How to prove that : $\displaystyle \int \frac{1}{1+x^2} \, \mathrm{d}x = \arctan(x) + C$?

Question

The question is the title... It would be nice that the demonstration doesn't start from the result but from the indefinite intergral

Answer 1

Well it depends on what you do want to use (or can use), but if it isn't a standard integral you can rely on; substitute $x = \tan t$, then use $1+\tan^2t = \sec^2t$ and $x'(t) = \sec^2t$, so: $$\int \frac{1}{1+x^2} \, \mbox{d}x \to \int \frac{1}{1+\tan^2t} x'(t)\, \mbox{d}t = \int \frac{1}{\sec^2t} \sec^2t\, \mbox{d}t= \int \, \mbox{d}t = t + C$$ Now if $x = \tan t$, then $t = \ldots$.

Answer 2

I have always taught this by first finding the derivative of $\arctan x$. Or is that what you where trying to avoid?
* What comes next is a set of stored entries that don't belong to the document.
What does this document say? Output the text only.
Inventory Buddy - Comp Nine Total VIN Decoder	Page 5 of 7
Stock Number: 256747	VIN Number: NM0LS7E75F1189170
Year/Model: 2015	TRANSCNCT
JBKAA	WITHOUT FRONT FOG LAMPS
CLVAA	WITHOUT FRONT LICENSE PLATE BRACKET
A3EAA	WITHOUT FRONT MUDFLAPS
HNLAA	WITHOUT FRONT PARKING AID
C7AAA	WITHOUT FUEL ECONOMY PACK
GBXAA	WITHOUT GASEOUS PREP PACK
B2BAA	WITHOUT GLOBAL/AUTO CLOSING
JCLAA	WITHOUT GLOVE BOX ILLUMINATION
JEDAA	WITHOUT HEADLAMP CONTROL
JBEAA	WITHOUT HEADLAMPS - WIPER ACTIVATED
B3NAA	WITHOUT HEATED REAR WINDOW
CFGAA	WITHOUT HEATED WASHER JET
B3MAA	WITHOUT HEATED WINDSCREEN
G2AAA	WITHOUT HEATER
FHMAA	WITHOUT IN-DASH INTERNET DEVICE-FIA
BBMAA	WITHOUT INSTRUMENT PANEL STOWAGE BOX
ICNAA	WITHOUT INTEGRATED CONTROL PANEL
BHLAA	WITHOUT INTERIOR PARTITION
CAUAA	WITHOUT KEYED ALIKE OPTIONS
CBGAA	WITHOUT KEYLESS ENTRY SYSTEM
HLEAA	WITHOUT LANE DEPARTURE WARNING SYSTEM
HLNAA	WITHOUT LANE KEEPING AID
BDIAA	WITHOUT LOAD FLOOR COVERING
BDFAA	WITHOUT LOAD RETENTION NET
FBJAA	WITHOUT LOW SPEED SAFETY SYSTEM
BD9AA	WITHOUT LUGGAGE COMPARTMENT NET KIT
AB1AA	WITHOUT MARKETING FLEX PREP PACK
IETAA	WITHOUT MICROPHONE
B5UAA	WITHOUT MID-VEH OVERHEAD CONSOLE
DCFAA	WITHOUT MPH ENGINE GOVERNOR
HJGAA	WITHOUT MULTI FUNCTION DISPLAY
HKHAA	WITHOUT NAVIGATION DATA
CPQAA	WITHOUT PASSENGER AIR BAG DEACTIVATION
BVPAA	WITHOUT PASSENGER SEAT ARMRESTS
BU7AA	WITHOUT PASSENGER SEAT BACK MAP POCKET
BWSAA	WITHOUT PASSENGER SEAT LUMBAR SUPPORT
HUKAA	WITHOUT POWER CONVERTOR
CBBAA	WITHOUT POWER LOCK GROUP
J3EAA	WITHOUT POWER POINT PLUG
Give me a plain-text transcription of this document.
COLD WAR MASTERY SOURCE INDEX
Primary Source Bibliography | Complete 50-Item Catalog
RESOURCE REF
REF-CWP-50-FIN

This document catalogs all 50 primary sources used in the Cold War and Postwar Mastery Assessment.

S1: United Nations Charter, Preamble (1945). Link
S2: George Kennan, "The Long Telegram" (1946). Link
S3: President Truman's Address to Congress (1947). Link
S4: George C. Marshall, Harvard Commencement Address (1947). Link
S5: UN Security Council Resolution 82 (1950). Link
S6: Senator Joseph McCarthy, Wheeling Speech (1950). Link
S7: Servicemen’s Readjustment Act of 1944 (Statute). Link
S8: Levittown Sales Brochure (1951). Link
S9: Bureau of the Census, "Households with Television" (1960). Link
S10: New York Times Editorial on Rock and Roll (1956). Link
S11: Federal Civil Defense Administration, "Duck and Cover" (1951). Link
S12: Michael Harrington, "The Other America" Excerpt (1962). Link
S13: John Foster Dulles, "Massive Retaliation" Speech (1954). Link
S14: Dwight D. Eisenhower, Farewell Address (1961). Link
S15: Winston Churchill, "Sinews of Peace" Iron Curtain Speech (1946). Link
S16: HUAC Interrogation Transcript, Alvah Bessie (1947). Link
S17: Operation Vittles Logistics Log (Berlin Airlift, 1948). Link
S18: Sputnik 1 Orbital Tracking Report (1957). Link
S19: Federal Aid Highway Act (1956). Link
Let $y=\arctan x$ so $\tan y = x$. Then implicitly differentiate to get:

$$\sec^2 y \cdot y' = 1$$

$$y'=\cos^2y$$

Then consider a right angle triangle with angle $y$ in one corner. As $\tan y=x$ then the adjacent side can be $1$ and the opposite side can be $x$. Using Pythagoras gives the hypotenuses as $\sqrt{1+x^2}$. So $\cos y=\frac{1}{\sqrt{1+x^2}}$ and hence:

$$y'=\frac{1}{1+x^2}$$

The integral then comes from the fundamental theorem of calculus.